Gilson Storck foi detido em setembro de 2010, ao mesmo tempo em que mandados de busca e apreensão eram executados em várias empresas envolvidas no esquema, entre elas a SLM. Na residência do diretor, foram encontrados R$ 87 mil em dinheiro, além de pouco mais de U$ 300 em espécie. No escritório de Gilson, foram encontrados outros R$ 10 mil, sem comprovação de origem. Para o MP, são valores que demonstram a entrada e circulação de quantias ilegais, obtidas por meio do superfaturamento de peças publicitárias para o Banrisul.

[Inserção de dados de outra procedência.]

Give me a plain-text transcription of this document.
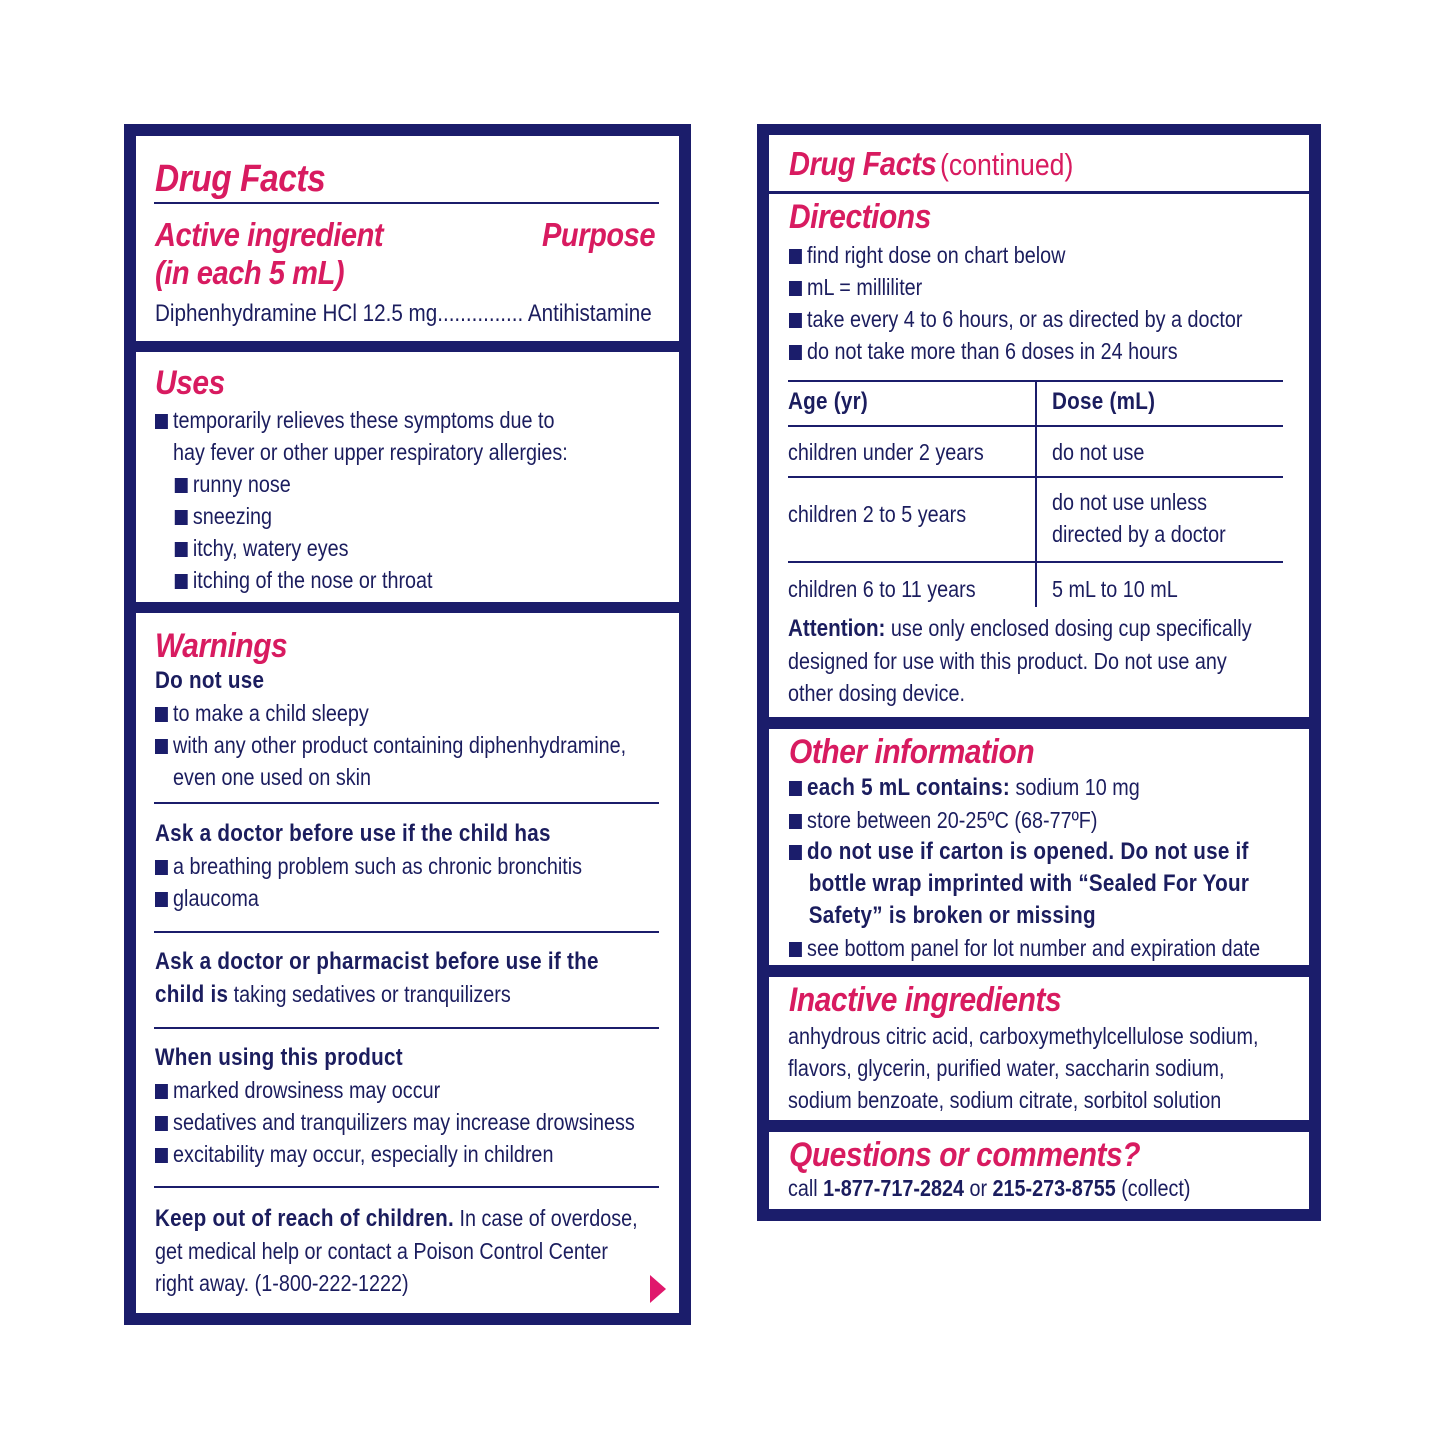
Drug Facts
Active ingredient
(in each 5 mL)
Purpose
Diphenhydramine HCl 12.5 mg............... Antihistamine
Uses
temporarily relieves these symptoms due to
hay fever or other upper respiratory allergies:
runny nose
sneezing
itchy, watery eyes
itching of the nose or throat
Warnings
Do not use
to make a child sleepy
with any other product containing diphenhydramine,
even one used on skin
Ask a doctor before use if the child has
a breathing problem such as chronic bronchitis
glaucoma
Ask a doctor or pharmacist before use if the
child is taking sedatives or tranquilizers
When using this product
marked drowsiness may occur
sedatives and tranquilizers may increase drowsiness
excitability may occur, especially in children
Keep out of reach of children. In case of overdose,
get medical help or contact a Poison Control Center
right away. (1-800-222-1222)
Drug Facts(continued)
Directions
find right dose on chart below
mL = milliliter
take every 4 to 6 hours, or as directed by a doctor
do not take more than 6 doses in 24 hours
Age (yr)	Dose (mL)
children under 2 years	do not use
children 2 to 5 years	do not use unless
directed by a doctor
children 6 to 11 years	5 mL to 10 mL
Attention: use only enclosed dosing cup specifically
designed for use with this product. Do not use any
other dosing device.
Other information
each 5 mL contains: sodium 10 mg
store between 20-25ºC (68-77ºF)
do not use if carton is opened. Do not use if
bottle wrap imprinted with “Sealed For Your
Safety” is broken or missing
see bottom panel for lot number and expiration date
Inactive ingredients
anhydrous citric acid, carboxymethylcellulose sodium,
flavors, glycerin, purified water, saccharin sodium,
sodium benzoate, sodium citrate, sorbitol solution
Questions or comments?
call 1-877-717-2824 or 215-273-8755 (collect)
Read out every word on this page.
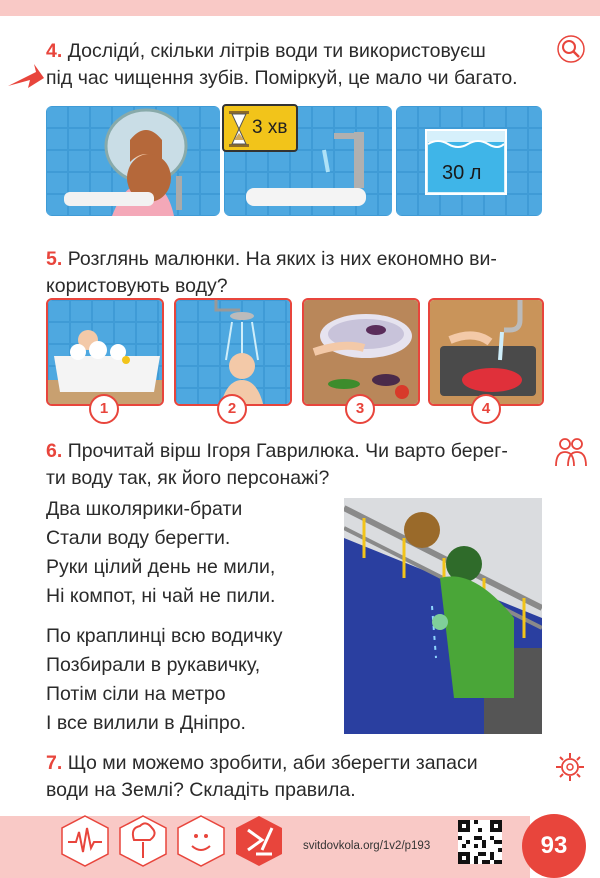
4. Досліди́, скільки літрів води ти використовуєш
під час чищення зубів. Поміркуй, це мало чи багато.
3 хв
30 л
5. Розглянь малюнки. На яких із них економно ви-
користовують воду?
1	2	3	4
6. Прочитай вірш Ігоря Гаврилюка. Чи варто берег-
ти воду так, як його персонажі?
Два школярики-брати
Стали воду берегти.
Руки цілий день не мили,
Ні компот, ні чай не пили.
По краплинці всю водичку
Позбирали в рукавичку,
Потім сіли на метро
І все вилили в Дніпро.
7. Що ми можемо зробити, аби зберегти запаси
води на Землі? Складіть правила.
svitdovkola.org/1v2/p193	93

Segundo advogado, dinheiro na casa de Storck tem origem lícita

Em contato telefônico com o Sul21, o advogado de Gilson Storck, João Antônio Paganella Boschi, diz que seu cliente ainda aguarda a digitalização de todo o material que consta no processo. Só a partir do recebimento dos volumes e da análise por parte da defesa é que se tomará uma posição concreta quanto às acusações. No momento, os prazos estão suspensos devido ao processo de digitalização dos autos, informação confirmada pela assessoria do Tribunal de Justiça do RS.

De acordo com Boschi, é possível provar com “farta documentação” a origem lícita do dinheiro encontrado em posse do representante da SLM. “Meu cliente encontrava-se em processo de separação”, diz o advogado, acrescentando que Storck optou por receber as devoluções em dinheiro vivo e mantê-las em casa para não dividir os valores com sua ex-mulher. Além disso, o fato de seu cliente não possuir nem mesmo automóvel ou casa própria descaracteriza a ideia de que ele tivesse obtido enriquecimento ilícito.

“A premissa de que, por ter sido citado em conversas gravadas pelo Ministério Público, meu cliente tem envolvimento em um esquema criminoso não é verdadeira”, afirma Boschi. O advogado diz ainda que seu cliente já sofreu prejuízos evidentes com a divulgação do caso, inclusive em sua credibilidade como profissional. “Os nomes foram colocados na rua, e sabemos que há sempre uma presunção de que o acusado é culpado. É uma situação dolorosa”.